I want to write a book someday, I’ll worry about the blogging and social media stuff then.
I’m too busy.
The thing about busy is that lazy and procrastination are closely related. They all live in a family called resistance, the kinship opposing our growth and change. Your ego loves the tales they spin, except when it comes to the other people you take care of or the things you’re doing that are keeping you stuck, then you’re available all the time.
By definition a plan means that you have set an intention. It means you have made a decision to take action to get jobs, be visible and get yourself out there. A plan may look pretty on paper but it’s only as effective as the person it’s handed to. All the coaxing, nudging and positive encouragement in the world won’t work until you commit to do what it really takes.
If you keep telling yourself the story of how you don’t have time to, if you don’t decide to manage your calendar, to make space for the jobs and to take the steps that will stake your claim as a leader, no plan, no matter how thorough will help you.
Resistance is sludge, which means it often takes a shock of truth to get you back in flow. But that old saying about the truth was right: it hurts. My marketing plans are built on inspired action and change. Depending on how resistant you are while you’re making those changes and how resistant you are to taking responsibility for being stuck, you may find yourself shocked, often.

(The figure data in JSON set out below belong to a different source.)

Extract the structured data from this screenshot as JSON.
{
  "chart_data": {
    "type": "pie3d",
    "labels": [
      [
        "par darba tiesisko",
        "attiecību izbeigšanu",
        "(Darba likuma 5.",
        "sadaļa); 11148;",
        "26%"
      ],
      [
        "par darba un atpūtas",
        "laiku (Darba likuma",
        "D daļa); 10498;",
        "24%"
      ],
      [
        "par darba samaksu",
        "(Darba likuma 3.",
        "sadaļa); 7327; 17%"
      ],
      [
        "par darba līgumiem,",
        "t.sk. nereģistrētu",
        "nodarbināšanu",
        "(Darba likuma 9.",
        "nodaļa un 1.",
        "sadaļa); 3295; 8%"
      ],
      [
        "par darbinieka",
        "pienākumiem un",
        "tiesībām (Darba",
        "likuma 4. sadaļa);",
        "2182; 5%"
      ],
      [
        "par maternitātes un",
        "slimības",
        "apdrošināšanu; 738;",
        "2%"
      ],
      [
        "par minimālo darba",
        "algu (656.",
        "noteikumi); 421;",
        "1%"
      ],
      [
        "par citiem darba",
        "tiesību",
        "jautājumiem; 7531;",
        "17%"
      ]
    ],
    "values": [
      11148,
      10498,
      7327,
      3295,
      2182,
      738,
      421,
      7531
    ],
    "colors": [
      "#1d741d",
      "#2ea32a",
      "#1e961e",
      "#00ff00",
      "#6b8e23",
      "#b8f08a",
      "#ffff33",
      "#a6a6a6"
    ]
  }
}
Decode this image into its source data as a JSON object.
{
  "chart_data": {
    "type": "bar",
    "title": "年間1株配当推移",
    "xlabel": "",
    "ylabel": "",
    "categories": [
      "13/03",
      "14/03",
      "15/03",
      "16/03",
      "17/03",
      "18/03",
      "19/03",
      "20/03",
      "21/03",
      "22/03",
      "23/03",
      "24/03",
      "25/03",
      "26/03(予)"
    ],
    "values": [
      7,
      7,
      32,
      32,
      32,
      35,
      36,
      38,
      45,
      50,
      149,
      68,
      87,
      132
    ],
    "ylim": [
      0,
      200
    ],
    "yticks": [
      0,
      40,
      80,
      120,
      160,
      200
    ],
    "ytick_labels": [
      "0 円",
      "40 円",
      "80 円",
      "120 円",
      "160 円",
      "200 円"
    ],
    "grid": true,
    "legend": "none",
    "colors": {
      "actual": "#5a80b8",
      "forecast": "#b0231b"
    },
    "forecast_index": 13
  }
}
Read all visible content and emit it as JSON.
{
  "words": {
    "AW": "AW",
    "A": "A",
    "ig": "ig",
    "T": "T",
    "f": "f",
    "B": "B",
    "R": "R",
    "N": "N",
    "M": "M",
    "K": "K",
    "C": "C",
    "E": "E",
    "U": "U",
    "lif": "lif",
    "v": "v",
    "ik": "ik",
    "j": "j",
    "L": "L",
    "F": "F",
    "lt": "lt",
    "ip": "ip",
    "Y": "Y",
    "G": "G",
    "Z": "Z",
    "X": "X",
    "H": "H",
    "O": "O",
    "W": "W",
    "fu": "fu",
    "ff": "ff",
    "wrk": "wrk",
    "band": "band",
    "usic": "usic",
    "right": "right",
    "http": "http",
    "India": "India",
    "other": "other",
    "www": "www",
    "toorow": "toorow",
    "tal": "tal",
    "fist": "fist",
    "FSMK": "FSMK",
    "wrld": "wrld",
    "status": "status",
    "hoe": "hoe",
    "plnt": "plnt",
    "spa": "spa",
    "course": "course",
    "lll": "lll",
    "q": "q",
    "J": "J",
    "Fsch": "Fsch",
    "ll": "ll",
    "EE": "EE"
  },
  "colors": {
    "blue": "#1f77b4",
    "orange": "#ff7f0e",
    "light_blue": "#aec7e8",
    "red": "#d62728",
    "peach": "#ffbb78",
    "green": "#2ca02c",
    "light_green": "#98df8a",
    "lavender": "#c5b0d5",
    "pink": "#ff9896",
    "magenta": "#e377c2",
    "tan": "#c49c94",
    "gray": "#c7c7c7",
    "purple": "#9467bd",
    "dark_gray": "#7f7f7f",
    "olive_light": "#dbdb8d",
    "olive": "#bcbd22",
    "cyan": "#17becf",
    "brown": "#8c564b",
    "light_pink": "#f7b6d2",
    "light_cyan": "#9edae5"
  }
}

Because the thing about plans is that they don’t unfold while you’re faking it. Plans involve a lot of little actions, strategic ones, pursued over time. They respond to the energy of committed action, to baby steps. Interestingly, that’s when they get a little easier, when the unexpected happens to accelerate them, but not a second before then.
It’s kind of like saying that you want to lose 15 pounds eating cupcakes for breakfast, lunch and dinner. Good luck with that!
What it means to market has changed dramatically in the last decade—heck in the last year—and it will change again. And guess what? If you’re looking for shortcuts, you’re probably not in it to win it for the long haul. Because a really good marketing plan, the right marketing plan, a plan that is made to fit your business demands authenticity. It demands work. It demands real and true communication that results in relationships built over time.